Dans un monde où la consommation d’énergie et notamment d’électricité, augmente avec la population et son aspiration à plus de confort (notamment dans les pays émergents), produire cette énergie en grande partie avec du nucléaire deviendra une nécessité.

Pour parvenir à « sortir du fossile », il sera nécessaire de modifier nos habitudes de consommation d’énergie pour recourir massivement à l’électricité d’origine nucléaire et, en partie, à l’hydraulique et à la biomasse là où c’est possible.

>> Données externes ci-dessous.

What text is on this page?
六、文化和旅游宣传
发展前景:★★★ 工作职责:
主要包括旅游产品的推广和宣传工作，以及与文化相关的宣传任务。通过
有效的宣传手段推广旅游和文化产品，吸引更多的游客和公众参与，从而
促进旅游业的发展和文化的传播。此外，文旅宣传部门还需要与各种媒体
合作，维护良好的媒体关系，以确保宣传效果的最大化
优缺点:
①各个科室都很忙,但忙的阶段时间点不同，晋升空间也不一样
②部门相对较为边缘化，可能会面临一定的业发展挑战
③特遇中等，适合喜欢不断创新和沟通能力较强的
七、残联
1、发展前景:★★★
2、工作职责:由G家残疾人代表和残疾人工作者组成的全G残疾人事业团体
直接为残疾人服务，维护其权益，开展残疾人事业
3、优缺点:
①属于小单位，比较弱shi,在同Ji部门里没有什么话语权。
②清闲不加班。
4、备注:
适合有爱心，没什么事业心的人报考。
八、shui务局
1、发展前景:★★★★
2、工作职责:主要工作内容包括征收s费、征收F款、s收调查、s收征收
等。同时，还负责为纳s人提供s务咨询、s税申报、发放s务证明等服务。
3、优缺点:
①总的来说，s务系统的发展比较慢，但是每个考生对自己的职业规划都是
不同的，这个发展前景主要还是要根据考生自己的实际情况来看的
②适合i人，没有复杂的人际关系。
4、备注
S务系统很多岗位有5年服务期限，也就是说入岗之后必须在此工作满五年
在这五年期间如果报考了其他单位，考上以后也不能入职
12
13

Au cours de ce siècle, nous aurons à lutter contre des menaces bien plus graves (troubles sociaux et géopolitiques liés à l’énergie fossile) que celles liées aux déchets ou à la possibilité infime d’un accident majeur d’une centrale.

Refuser toute idée de nucléaire civil semble désormais relever d’un choix idéologique et non découler d’un raisonnement rationnel. C’est priver notre pays d’un atout essentiel, source de bénéfices non seulement pour nos industries, mais aussi pour tous nos concitoyens.

  1. Extraits adaptés et modifiés du site de J.M Jancovici : www.manicore.com http://www.manicore.com/documentation/articles/idee_nucleaire.html
    Documentation > Énergie > Énergie – bric à brac > Discussion autour de quelques idées reçues sur le nucléaire civil.
  2.  Le CCE (voir le paragraphe «le nucléaire coûte cher») est de 4,95c€/kWh ; 4,95 x 5 % = 2,5 c€/kWh à ajouter.